The St. Thomas CZM Committee will hold a public hearing at 6 p.m. March 4 at its Cyril E. King Airport conference room to hear what residents think about the proposal.
"It won't be crazy like the Willie T," Parsons said, referring to the floating William Thornton restaurant moored at Norman Island in the British Virgin Islands.
Parsons said he plans to include a nightclub, but stressed that it would not be loud or have loud music. The area needs such a restaurant because tourists are clamoring for it, he said. Many visitors don't want to go to the trouble of clearing BVI customs so they can visit the William Thornton, he said.
Parsons also envisions local residents patronizing the restaurant. It would take four to six months to open the restaurant if he gets the CZM permit, he said. He and Penn plan to sink more than $1 million into the project.

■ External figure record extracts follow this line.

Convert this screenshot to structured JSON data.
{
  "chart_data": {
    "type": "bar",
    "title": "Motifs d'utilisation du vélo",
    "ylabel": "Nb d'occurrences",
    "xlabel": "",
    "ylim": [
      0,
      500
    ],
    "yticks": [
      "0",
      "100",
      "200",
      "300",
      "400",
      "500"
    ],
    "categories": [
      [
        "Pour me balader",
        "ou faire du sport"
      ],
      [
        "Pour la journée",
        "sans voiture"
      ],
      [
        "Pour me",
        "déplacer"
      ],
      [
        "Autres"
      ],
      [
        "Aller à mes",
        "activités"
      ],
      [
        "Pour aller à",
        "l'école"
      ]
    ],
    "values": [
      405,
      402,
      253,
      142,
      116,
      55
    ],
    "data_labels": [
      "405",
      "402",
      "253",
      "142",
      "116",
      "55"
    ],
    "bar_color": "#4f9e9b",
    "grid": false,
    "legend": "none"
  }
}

Four moorings would be installed to tie the vessel down at both the stern and bow ends so it won't swing. The area has a sandy bottom, Parsons said. In accord with CZM requirements, he hired Bio-Impact to prepare an environmental-impact statement.
While he is aware of the opposition to his proposal, Parsons said those against it are selfish.

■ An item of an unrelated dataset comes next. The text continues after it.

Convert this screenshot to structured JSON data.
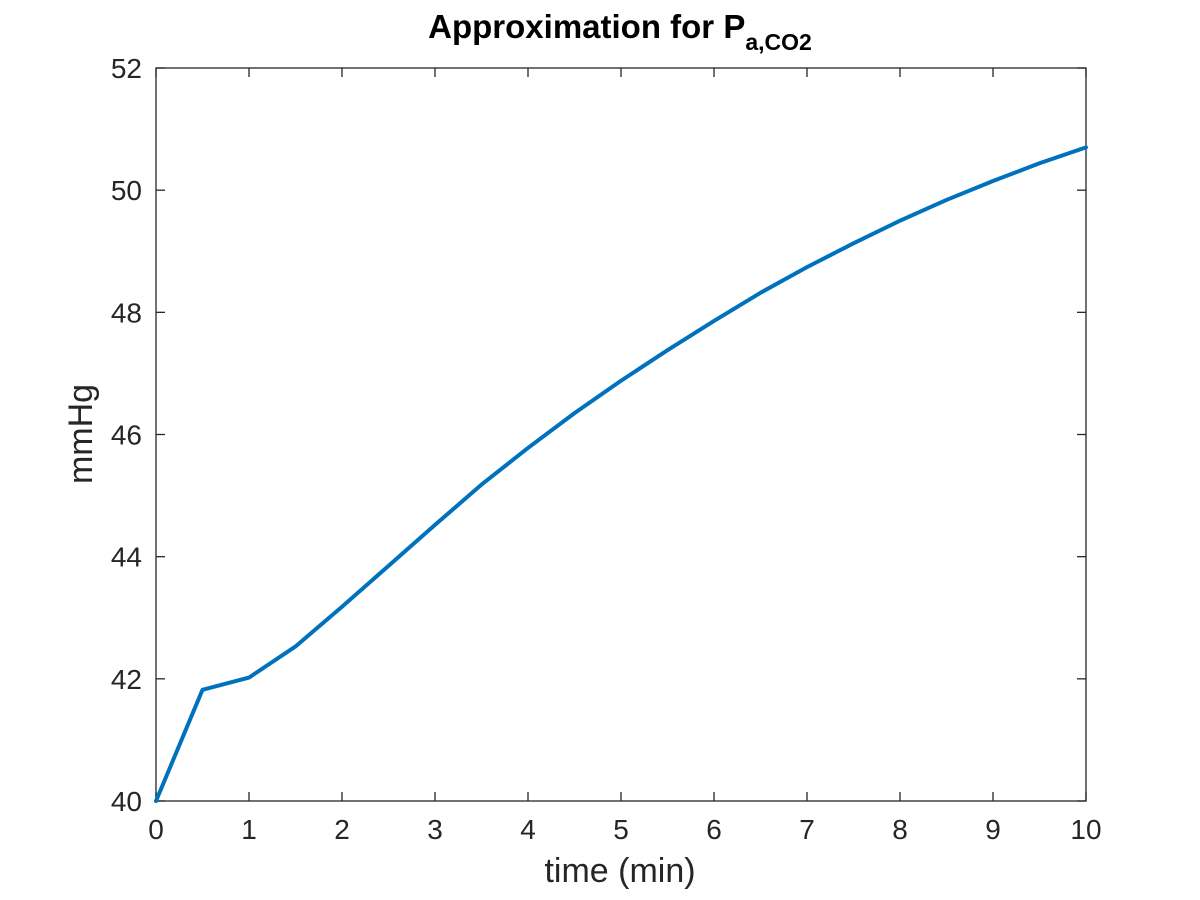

"Most are older people who want to have Christmas Cove for themselves," he said.
Numerous anticipated problems were cited by Russo and Robert Fagenson, president of the Cowpet Beach Resort Condominium Association board of directors. In addition to environmental concerns, they cited noise and visual pollution from the Leylon Sneed. Russo also noted the proximity to the path of the ferry that runs between Cruz Bay and Charlotte Amalie.
"And it's a safety issue because of increased marine traffic in an area that has ferry-boat traffic," Russo said.
He envisions cups and paper plates from the Leylon Sneed fouling the water — and worse, referring to the William Thornton's reputation as a party place.
"Jet skis, dinghies, more snorkelers and naked people jumping overboard doesn't seem proper," Russo said.
The permit application indicates the Leylon Sneed will have to leave its mooring for Crown Bay periodically to offload sewage and take on water.
Fagenson estimates that several thousand people live within viewing distance of the proposed Leylon Sneed site. At its closest point to St. Thomas, the boat will be about a half-mile away.
"I'm hard-pressed to find a positive aspect to this," Fagenson said.
The proposal calls for a dock attached to the Leylon Sneed and 10 moorings, Russo said.
Planning and Natural Resources spokesman Jamal Nielsen could not be reached for further information Friday.
Those currently involved in the East End Protection Coalition come from the ranks of Water Point, Cowpet Bay East and West, Deck Point, the St. Thomas Yacht Club, the Anchorage condominiums, the Elysian Resort and the Red Hook Alliance, Russo said.
Parsons and Penn are offering St. John residents a ferry and bus trip to and from the March 4 public hearing. The boat leaves Cruz Bay at 5 p.m.
The CZM is scheduled to make a decision at its March 26 meeting.